ÖRGÜT HER SIKIŞTIĞINDA!

            PKK terör örgütü kahraman TSK’nın karşısında ne zaman sıkışırsa, canını kurtarmak için “mola” isteme numarasını yeniden ve tekraren uygulamaya koydu. Daha önce her sıkıştığında defalarca başvurduğu “hinliğe” yeniden başvurarak bu sefer “kimyasal mola” numarasını gündeme getirerek; her zamanki gibi, kahraman Türk Silahlı Kuvvetleri’nin amansız ve ısrarlı operasyonlarına karşı, derlenip, toparlanmak için zaman kazanmak istiyor. TSK’nın içinde bir zamanlar cirit atan FETÖ’cü işbirlikçileri ile hemen her istedikleri numarayı çevirebilen bu alçakların, TSK’nın bünyesinden kendi niyetlerinin taşörenleri pisliklerin temizlendiğinden herhalde henüz haberleri yok. Varsa da, Nasrettin hoca misali; “ya tutarsa” niyetiyle, sıkıştıkları mağaralardan canlarını kurtarmanın planlarını yapıyorlar. Ama ne mümkün!
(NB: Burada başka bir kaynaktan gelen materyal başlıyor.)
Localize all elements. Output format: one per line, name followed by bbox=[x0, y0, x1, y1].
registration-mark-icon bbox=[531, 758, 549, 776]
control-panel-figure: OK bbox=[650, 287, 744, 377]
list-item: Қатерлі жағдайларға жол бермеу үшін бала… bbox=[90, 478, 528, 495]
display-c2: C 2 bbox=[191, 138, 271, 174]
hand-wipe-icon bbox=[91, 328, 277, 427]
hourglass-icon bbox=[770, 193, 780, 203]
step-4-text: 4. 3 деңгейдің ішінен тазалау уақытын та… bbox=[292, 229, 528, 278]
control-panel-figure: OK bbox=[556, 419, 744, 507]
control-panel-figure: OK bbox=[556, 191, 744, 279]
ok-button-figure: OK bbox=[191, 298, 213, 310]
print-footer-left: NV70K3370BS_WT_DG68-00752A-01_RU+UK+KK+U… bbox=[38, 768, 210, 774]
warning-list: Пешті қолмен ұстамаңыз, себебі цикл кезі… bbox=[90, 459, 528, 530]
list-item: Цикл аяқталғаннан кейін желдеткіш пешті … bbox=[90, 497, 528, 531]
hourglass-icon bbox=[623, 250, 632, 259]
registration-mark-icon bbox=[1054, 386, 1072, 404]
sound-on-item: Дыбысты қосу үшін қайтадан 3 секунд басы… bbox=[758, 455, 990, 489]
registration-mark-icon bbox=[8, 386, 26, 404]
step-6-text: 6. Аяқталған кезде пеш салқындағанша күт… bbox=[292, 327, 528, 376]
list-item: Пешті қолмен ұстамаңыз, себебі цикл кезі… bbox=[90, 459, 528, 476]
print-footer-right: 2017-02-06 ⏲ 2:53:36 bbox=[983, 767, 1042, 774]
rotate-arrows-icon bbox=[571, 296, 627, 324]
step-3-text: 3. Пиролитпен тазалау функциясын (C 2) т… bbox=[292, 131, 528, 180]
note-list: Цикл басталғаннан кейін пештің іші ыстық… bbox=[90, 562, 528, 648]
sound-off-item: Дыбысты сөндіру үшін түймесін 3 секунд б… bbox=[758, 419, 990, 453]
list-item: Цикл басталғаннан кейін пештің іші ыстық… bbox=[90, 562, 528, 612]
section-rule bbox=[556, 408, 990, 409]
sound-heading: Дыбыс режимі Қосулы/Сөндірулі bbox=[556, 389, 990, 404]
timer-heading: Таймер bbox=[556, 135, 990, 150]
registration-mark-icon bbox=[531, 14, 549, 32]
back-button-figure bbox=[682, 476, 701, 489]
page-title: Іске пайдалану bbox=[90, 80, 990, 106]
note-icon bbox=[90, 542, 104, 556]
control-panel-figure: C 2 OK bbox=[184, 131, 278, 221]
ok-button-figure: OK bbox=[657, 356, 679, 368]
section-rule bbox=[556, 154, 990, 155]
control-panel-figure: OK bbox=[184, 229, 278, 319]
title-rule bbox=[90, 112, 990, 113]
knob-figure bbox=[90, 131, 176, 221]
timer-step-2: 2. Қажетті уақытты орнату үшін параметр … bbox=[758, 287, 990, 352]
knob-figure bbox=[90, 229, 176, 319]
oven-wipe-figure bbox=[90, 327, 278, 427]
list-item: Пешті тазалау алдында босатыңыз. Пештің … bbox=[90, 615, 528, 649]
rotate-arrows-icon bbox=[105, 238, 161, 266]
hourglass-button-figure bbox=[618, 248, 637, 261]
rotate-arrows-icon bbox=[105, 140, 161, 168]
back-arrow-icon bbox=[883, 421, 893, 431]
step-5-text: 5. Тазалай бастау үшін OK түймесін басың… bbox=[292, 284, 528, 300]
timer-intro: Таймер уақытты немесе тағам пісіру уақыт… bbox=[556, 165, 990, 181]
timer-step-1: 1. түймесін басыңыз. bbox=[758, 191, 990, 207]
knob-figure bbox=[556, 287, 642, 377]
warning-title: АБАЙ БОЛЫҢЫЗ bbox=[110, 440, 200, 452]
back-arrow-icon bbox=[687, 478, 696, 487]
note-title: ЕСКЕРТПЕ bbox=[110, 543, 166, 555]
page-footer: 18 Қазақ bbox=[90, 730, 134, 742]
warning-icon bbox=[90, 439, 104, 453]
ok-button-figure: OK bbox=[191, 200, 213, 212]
Bu büyük milletin kahraman evlatlarına karşı yaptığınız acımasız katliam ve ihanetlerin bedelini fazlasıyla ödeyeceksiniz. Hem şimdi sizi TSK’nın elinden kurtaracak, son darbeyi vurmak üzereyken TSK’yı durduracak hain FETÖ alçağınızın da sözü geçmez olmuş. Size, helikopterleri ile yiyecek atıp, tırlarla silah taşıyan sahte kabadayı Amerikalılarınız da yanınıza gelemiyor. Şunu da bilin ki; eninde-sonunda, cehenneme yakıt olmak için yok olup gideceksiniz, TSK’nın karşısında başka da bir şansınız yoktur.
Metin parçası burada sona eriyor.